George F. Jenks proposed jenks natural breaks in his 1977 article entitled ‘Optimal Data Classification for Choropleth Maps’.

This article isn’t available online, or in print. As far as I can tell, it has never been digitized. It’s ostensibly still owned by the University of Kansas Geography Department, so the copy that Bill Morris was kind enough to scan and share I can’t safely post. Even if the university doesn’t assert copyright, because Professor Jenks passed in 1996, it’ll be copyrighted in his name until 2072.

Bother your senator today about copyright term limits.

And so we have history in the oddest terms. The idea is lost but the Fortran code is resurrected in a new language every few years, along with a link to the last link to the unreachable text.

Jenks in simple-statistics

I spent a day reading the original text and decoding as much as possible of the code’s intention, so that I could write a ‘literate’ implementation. My definition of literate is highly descriptive variable names, detailed and narrative comments, and straightforward code with no hijinks.

So: yes, this isn’t the first implementation of Jenks in Javascript. And it took me several times longer to do things this way than to just get the code working.

But the sad and foreboding state of this algorithm’s existing implementations said that to think critically about this code, its result, and possibilities for improvement, we need at least one version that’s clear about what it’s doing.

simple-statistics, my library for literate, beginner-friendly statistics, now has a literate implementation of Jenks natural breaks. In the process of understanding the implementation, I found that the matrix system is a sort of dynamic programming that cleverly solves all breaks from 1-k when you request k breaks. Thus my implementation breaks it into two parts - creating the matrices and pulling a solution out of them.

It’s in Javascript. A lot of smart geospatial code has been in Python or C++, with only a recent trend toward JS. I don’t see this as mattering much, since it’s a basic mathematical algorithm - not exactly a chance to use language features. But Javascript is fast, as in, the V8 engine is fast. In basic benchmarks, it’s 12x faster than a Python implementation. As Bill Mill points out, PyPy is on par with Javascript and there are a few other tweaks that improve performance, but it’s interesting that CPython is so slow at computationally-heavy, repetitive work.

Conclusion

Try out Jenks in simple-statistics. If the assortment of other algorithms included make you feel like you should create a new ‘micro library’, you can also just use the jenks implementation as a standalone. Please don’t delete the comments: if you need compression, use uglify-js as a separate step.

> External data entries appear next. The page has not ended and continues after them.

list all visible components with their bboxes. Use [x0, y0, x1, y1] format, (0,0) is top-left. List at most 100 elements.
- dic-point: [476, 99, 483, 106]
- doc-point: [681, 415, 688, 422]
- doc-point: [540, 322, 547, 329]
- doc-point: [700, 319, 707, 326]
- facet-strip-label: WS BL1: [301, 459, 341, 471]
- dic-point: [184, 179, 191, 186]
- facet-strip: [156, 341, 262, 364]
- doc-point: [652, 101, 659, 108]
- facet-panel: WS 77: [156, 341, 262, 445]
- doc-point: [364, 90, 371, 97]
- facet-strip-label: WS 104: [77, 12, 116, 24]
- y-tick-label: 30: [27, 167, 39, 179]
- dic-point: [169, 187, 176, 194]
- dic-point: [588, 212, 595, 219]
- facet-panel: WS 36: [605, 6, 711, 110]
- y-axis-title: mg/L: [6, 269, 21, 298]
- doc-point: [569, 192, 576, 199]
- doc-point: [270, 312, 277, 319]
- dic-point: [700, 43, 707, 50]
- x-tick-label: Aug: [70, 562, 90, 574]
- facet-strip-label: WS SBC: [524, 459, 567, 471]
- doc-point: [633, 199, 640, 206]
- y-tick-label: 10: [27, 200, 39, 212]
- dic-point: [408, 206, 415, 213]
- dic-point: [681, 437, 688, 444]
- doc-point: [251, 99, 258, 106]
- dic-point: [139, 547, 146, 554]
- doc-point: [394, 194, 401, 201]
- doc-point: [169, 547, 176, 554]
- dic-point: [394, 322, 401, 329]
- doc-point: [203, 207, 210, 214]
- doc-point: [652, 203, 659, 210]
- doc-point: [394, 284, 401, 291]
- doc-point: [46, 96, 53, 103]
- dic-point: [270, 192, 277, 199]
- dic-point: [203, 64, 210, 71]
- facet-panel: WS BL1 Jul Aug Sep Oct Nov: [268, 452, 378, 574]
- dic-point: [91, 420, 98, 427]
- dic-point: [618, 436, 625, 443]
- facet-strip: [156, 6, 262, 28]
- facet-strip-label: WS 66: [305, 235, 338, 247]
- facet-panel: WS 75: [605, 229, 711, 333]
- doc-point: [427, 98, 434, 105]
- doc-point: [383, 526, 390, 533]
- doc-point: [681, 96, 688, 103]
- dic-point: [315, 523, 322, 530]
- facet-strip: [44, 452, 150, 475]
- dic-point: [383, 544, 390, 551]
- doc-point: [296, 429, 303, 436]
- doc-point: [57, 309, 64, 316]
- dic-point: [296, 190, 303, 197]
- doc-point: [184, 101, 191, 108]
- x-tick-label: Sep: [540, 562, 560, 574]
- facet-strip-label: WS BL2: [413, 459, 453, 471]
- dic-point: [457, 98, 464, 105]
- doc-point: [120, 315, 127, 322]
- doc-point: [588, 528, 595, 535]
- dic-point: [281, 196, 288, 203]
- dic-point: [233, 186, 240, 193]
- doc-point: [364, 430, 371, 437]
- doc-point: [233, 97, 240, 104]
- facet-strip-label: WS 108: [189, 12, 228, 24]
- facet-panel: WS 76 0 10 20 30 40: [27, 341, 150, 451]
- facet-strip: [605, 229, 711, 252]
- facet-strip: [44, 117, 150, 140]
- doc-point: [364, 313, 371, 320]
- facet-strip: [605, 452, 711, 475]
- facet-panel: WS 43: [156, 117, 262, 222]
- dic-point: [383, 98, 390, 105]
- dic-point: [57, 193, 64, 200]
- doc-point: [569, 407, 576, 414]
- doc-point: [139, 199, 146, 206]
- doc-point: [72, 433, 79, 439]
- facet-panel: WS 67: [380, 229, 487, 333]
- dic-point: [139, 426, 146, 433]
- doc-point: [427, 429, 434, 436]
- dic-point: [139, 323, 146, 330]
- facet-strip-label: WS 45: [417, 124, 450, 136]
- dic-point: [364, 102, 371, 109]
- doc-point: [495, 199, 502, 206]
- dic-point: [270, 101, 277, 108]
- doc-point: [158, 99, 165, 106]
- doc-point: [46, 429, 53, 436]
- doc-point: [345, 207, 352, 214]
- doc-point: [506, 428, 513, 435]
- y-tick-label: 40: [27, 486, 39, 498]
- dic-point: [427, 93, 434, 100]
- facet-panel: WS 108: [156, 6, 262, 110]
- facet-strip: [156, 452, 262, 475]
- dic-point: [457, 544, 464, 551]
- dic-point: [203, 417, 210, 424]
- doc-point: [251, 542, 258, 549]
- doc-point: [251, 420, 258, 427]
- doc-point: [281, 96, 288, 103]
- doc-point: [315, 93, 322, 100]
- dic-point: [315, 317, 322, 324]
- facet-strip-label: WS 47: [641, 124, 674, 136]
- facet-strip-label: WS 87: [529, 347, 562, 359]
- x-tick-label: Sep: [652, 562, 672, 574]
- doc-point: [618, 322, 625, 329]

And so here’s a literate implementation of Jenks natural breaks in Javascript. If you can, please help to improve it by making the implementation more explanatory.

If you’re an academic, take this as a cautionary lesson to promote the free distribution of your work - if not now, for the future. If you’re a coder, consider whether the abstraction of software can be misused to mask ignorance of basic principles.